Bezrobocie spadło do 4,6 proc., czyli do najniższego poziomu od sześciu lat; a pod rządami Yellen Fed uznaje, że częścią jego misji jest dążenie do pełnego zatrudnienia.
"W związku z realną oraz oczekiwaną sytuacją inflacyjną i na rynku pracy Federalny Komitet Otwartego Rynku (FOMC) zdecydował się podnieść stopę funduszy federalnych do 0,50-0,75 proc." - napisano w komunikacie Fed wydanym po zakończeniu dwudniowego posiedzenia.
Bank ocenił, że w Ameryce poprawia się koniunktura, czego "dodatkowymi dowodami" są spadek bezrobocia i lekki wzrost inflacji, która zbliża się do pożądanego poziomu 2 proc. - wyjaśniła Yellen.
Fed podwyższył też prognozę wzrostu PKB Stanów Zjednoczonych na 2016 rok do 1,9 proc. z 1,8 proc. we wrześniu. Wzrosły również prognozy PKB na rok 2017 - o 0,1 pkt. proc. do 2,1 proc.
Po ogłoszeniu decyzji Fed umocnił się dolar i wzrosła rentowność krótkoterminowych obligacji rządowych, ale spadły notowania amerykańskich firm, a zwłaszcza tych spółek, od których uciekają inwestorzy, gdy większe zwroty oferuje rynek obligacji.

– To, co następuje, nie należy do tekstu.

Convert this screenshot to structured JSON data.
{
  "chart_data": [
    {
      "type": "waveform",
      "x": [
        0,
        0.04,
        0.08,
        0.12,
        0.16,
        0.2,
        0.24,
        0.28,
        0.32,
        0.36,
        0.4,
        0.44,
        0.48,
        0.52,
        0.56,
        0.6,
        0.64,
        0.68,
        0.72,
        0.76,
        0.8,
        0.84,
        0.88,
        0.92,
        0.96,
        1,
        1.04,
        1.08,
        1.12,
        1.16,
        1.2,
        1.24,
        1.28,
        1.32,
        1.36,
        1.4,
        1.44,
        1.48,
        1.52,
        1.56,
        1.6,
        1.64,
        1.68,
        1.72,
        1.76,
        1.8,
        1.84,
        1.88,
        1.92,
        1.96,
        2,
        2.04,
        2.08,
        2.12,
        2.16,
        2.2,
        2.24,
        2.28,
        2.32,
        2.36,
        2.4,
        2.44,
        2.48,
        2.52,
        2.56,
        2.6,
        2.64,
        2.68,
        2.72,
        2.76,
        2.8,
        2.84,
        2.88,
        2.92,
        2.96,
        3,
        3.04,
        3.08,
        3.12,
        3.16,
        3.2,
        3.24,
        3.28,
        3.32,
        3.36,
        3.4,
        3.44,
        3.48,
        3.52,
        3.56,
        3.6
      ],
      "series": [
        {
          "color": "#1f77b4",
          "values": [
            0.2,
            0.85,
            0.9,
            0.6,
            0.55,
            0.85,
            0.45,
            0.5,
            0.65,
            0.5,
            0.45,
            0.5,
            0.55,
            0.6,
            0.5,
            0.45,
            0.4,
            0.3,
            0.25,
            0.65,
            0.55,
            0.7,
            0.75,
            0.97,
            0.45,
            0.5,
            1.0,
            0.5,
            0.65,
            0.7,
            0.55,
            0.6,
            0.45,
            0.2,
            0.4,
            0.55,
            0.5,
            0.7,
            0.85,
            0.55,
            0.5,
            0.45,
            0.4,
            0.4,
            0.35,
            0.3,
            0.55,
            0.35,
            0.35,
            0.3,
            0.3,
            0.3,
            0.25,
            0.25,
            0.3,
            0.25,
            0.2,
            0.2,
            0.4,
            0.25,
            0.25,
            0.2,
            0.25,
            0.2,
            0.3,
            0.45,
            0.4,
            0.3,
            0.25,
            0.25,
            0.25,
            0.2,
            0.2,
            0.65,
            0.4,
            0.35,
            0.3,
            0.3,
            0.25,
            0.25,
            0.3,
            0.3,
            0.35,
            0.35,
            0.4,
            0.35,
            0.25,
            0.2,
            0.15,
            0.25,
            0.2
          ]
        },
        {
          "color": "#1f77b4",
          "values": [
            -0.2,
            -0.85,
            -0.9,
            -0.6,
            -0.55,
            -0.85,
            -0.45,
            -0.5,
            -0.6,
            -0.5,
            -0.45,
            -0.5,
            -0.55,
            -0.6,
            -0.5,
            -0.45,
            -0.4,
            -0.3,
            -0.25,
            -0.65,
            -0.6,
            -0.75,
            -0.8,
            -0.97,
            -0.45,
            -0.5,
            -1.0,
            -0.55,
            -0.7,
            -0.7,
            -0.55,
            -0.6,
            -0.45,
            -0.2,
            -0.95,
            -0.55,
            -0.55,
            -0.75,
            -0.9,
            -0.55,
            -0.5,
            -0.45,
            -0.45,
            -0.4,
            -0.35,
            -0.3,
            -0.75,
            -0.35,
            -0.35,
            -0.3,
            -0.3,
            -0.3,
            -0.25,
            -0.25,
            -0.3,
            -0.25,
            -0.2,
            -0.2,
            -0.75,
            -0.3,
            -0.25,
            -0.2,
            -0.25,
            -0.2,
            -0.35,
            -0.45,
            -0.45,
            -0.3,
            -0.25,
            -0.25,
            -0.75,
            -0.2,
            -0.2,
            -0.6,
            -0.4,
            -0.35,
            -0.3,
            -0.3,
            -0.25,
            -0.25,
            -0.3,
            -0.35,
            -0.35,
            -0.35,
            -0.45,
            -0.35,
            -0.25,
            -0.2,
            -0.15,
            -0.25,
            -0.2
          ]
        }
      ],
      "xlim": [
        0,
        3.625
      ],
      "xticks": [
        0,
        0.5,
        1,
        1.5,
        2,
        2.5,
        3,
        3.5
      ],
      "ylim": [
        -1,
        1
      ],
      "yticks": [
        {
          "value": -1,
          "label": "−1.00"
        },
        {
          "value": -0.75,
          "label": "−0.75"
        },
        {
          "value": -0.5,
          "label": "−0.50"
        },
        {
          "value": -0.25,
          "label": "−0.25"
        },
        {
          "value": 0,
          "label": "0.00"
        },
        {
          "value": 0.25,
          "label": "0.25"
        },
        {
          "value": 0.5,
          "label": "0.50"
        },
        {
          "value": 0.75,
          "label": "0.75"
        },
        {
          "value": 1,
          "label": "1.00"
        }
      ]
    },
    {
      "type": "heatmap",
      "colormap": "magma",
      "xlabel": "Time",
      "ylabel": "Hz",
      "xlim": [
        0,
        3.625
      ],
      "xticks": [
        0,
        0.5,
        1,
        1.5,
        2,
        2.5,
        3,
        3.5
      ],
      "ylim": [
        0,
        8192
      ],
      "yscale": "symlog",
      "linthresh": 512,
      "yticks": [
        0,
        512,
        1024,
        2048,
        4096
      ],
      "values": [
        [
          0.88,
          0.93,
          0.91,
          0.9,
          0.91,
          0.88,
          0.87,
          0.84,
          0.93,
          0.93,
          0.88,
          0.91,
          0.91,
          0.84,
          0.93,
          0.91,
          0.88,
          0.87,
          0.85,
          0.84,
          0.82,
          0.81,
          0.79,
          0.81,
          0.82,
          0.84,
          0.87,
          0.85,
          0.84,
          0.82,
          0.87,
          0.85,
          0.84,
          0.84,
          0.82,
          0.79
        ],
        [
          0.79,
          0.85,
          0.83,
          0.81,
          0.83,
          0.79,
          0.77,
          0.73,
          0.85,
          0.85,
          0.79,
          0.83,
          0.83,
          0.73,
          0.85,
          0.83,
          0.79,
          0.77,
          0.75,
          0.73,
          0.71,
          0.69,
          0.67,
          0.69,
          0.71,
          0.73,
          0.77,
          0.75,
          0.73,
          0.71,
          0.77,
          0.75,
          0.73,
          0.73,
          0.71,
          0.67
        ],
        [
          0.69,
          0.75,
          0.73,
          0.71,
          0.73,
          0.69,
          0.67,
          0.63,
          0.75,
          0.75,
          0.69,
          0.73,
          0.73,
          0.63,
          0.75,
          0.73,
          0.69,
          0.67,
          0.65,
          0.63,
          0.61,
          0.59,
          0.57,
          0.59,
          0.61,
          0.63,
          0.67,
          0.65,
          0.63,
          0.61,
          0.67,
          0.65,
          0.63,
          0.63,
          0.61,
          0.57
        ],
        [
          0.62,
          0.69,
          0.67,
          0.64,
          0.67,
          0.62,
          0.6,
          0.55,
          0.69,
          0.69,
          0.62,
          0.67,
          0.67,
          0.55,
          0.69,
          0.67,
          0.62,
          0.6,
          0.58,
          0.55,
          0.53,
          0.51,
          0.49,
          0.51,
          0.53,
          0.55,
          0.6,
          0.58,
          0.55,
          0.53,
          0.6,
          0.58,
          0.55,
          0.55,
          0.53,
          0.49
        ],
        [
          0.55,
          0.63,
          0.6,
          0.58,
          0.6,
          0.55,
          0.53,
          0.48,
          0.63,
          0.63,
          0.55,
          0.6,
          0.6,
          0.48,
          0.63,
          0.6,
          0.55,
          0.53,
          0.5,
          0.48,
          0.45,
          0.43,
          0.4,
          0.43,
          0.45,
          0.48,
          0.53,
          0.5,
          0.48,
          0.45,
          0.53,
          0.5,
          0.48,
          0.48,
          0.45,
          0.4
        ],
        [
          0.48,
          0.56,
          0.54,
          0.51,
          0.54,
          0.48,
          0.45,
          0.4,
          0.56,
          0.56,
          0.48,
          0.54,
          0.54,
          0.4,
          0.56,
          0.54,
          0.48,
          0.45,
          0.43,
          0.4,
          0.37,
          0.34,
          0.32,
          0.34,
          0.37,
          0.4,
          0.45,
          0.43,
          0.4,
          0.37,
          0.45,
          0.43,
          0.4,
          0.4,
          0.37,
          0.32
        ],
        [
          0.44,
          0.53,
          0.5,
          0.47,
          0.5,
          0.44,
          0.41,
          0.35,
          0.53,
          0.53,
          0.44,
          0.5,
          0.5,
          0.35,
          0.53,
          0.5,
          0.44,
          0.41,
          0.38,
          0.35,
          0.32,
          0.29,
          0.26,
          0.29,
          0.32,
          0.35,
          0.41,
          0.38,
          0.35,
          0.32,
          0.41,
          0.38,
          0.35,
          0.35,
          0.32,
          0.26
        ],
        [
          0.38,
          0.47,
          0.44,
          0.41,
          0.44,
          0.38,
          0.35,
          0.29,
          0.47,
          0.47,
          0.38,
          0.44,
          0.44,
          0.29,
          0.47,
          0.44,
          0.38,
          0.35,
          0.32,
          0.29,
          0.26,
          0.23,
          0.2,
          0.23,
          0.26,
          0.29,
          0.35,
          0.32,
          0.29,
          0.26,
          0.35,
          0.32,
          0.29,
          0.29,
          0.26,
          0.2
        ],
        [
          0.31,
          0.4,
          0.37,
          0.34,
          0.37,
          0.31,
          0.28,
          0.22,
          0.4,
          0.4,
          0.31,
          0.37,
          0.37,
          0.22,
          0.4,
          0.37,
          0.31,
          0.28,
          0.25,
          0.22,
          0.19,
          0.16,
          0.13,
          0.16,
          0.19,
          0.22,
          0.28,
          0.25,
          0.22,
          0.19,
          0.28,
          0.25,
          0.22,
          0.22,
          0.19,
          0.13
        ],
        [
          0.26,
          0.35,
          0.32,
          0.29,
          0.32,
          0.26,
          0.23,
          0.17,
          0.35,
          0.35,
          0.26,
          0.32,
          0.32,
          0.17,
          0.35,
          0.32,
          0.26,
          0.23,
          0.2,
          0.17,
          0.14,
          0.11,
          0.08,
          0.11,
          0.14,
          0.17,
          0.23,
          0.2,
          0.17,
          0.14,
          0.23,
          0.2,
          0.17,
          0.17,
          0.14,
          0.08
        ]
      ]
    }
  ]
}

"W sumie nie uważam, żeby ruch, jaki wykonał Fed, zmienił reguły gry dla rynków" - powiedział ekspert funduszu Wells Fargo Asset Management Brian Jacobsen, podkreślając, że polityka monetarna pozostaje ekspansywna.
»» Komentarze analityków po decyzji Fed czytaj tutaj:
Fed podnosi stopy; dolar zyskuje, złoty i Wall Street tracą
AP zwraca uwagę, że bank centralny Ameryki stara się zachować delikatną równowagę w gospodarce: wyższe stopy procentowe zwiększą koszty kredytów, co może zmniejszyć zyski firm i spowolnić wzrost gospodarczy; ale gdyby Fed za późno podniósł stopy, mogłoby dojść do bardzo szybkiego wzrostu inflacji, co również miałoby bardzo złe skutki dla gospodarki.
Bank zapowiedział więc, że będzie nadal bacznie monitorował dane na temat inflacji oraz globalne wydarzenia polityczne i gospodarcze.
Podwyżka była powszechnie oczekiwana i, jak pisze Reuters, inwestorzy wliczyli już jej efekt w swe plany. Yellen zapowiedziała we wrześniu, że bank rozważa "w miarę szybkie" podniesienie stóp procentowych ze względu na dobre dane na temat gospodarki i rynku pracy w USA, analitycy zaś ogłosili, że podwyżka nastąpi zapewne w grudniu.
AFP zwraca uwagę, że prezydent elekt Donald Trump krytykował Fed podczas swej kampanii wyborczej i oskarżał go o to, że utrzymując niskie stopy procentowe nie dopuszcza do spowolnienia gospodarki i "gra w grę (Baracka) Obamy". Po wygraniu wyborów Trump zrezygnował z tych uwag, ale planowane przez niego posunięcia gospodarcze mogły wpłynąć na decyzję Fed - komentuje francuska agencja.
Trump zamierza obniżyć podatki i zwiększyć nakłady na inwestycje w infrastrukturę - połączenie tych dwóch projektów obciąży poważnie finanse publiczne - przypomina AFP.
Fed zaczął podnosić stopy procentowe w grudniu ubiegłego roku po siedmiu latach nadzwyczajnej polityki polegającej na utrzymywaniu ich na poziomie bliskim zera, by wspierać uzdrowienie gospodarki po kryzysie finansowym.
Yellen nazwała go "najgorszym światowym kryzysem oraz recesją od czasów wielkiego kryzysu (z lat 30. XX wieku)".